Gebran n’était pas un machiste
«Gebran n’avait aucun problème de n’avoir pas eu de garçons. Il n’avait pas du tout ce complexe de macho; au contraire, il croyait beaucoup dans les capacités de la femme et était certain que la descendance pourrait être aussi bien assurée par un garçon que par une fille. Il était conscient que ses filles pouvaient être aussi battantes, aussi capables et aussi compétentes qu’un garçon. La preuve de sa foi en la femme s’est illustrée par l’importance de la gent féminine occupant des postes de responsabilités et de rédaction au An-Nahar. D’ailleurs, les jeunes qui ont été engagés au sein du Nahar sont à 75% du sexe féminin. Donc, dans l’avenir, le Nahar aura une majorité de femmes à la tête des différents départements. C’est l’un des seuls quotidiens en langue arabe qui ait des éditorialistes femmes», souligne Shirine Abdallah.
Un engagement de la première heure
L’homme, qui affichait une belle assurance en toutes circonstances, avait-il des doutes dans le privé? «Certainement! Dans le cadre de ses engagements, il s’arrêtait parfois en cours de chemin et se demandait si cela en valait la peine, précise Shirine. Mais souvent il était trop engagé pour revenir en arrière. En fait, le questionnement se posait au niveau strictement personnel. Son engagement public était inconditionnel mais comme il se faisait parfois au détriment de sa personne, il lui arrivait de se poser des questions. Autrement dit, il se lançait dans des positions bénéfiques pour le public mais qui n’étaient pas toujours à son avantage, voire qui pouvaient lui nuire, nuire à sa carrière ou nuire à sa personne. Et la preuve: la fin qu’il a connue.»
Mais l’engagement de Gebran, nous rappelle Shirine, ne date pas d’hier. Son engagement est de la première heure. «Je me souviens, dit-elle, que je lisais ses éditoriaux dans le Nahar arabe et international, depuis 1983, et ses articles m’interpellaient déjà. Ses positions étaient claires depuis cette époque. Depuis, il a eu un parcours en ligne droite. C’est l’une des raisons qui m’ont probablement poussée à m’engager à ses côtés.»
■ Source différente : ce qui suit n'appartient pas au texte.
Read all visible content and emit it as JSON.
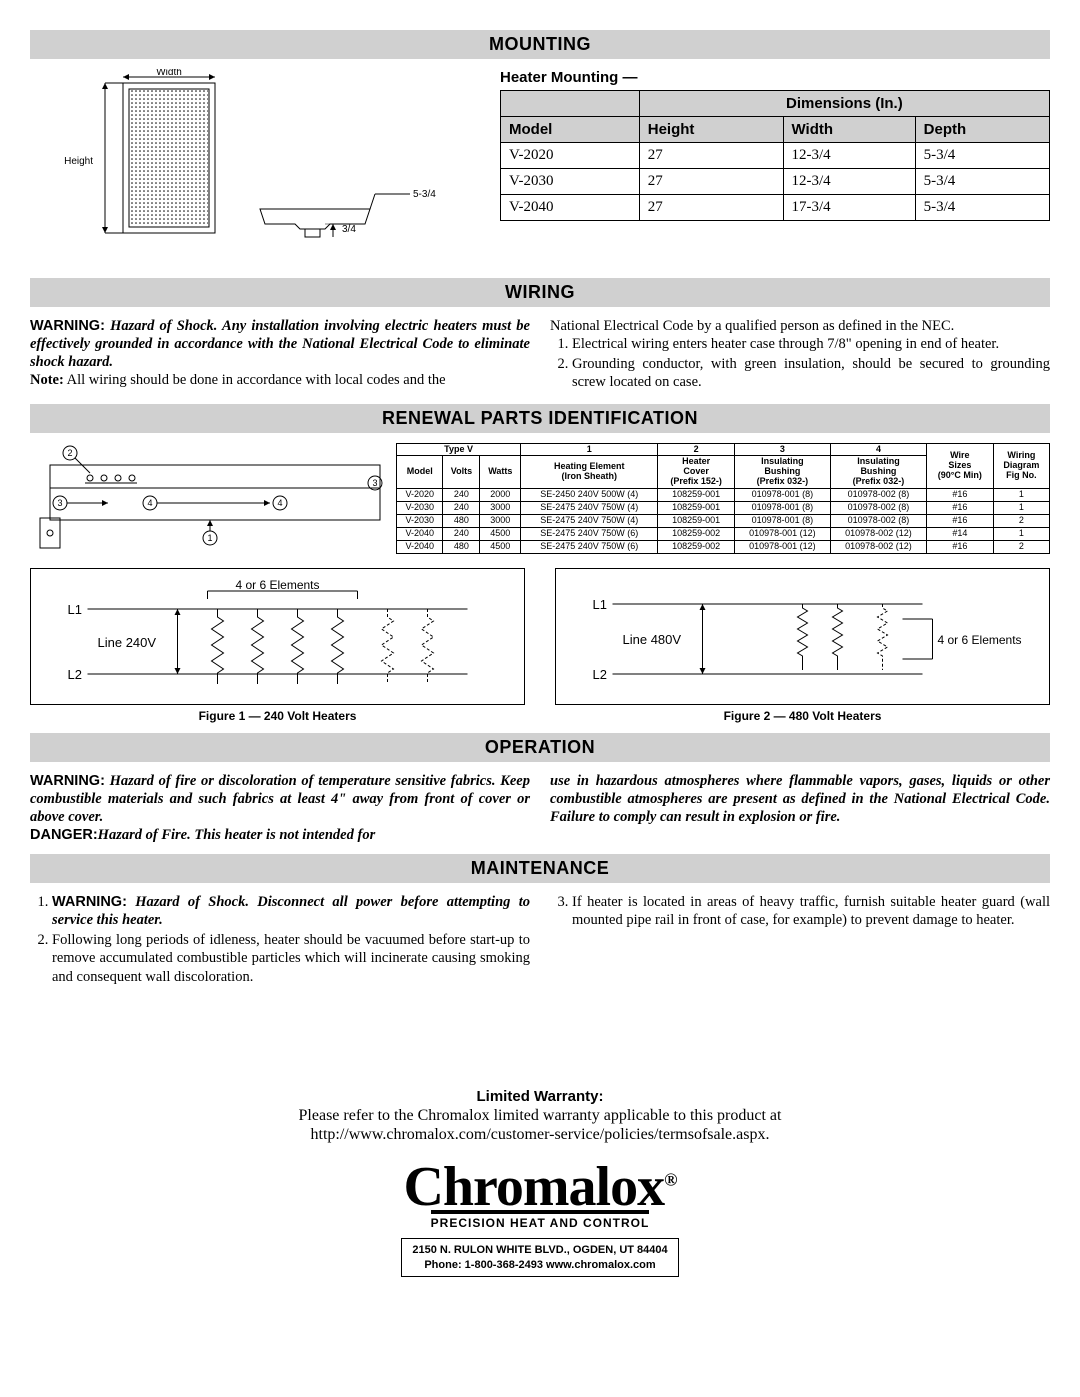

Shirine, comme tous les autres amis qui ont si bien connu Gebran, qui l’ont aimé et ont partagé sa foi en ce pays si cher au cœur de tous, est toujours bouleversée par sa mort. Elle se demande jusqu’à quand il faut payer avec du sang et accepter de perdre les hommes les plus valeureux. Elle fait cette réflexion amère, en fin d’entretien, criant du fin fond de son être: «Est-ce que ce cauchemar finira un jour?»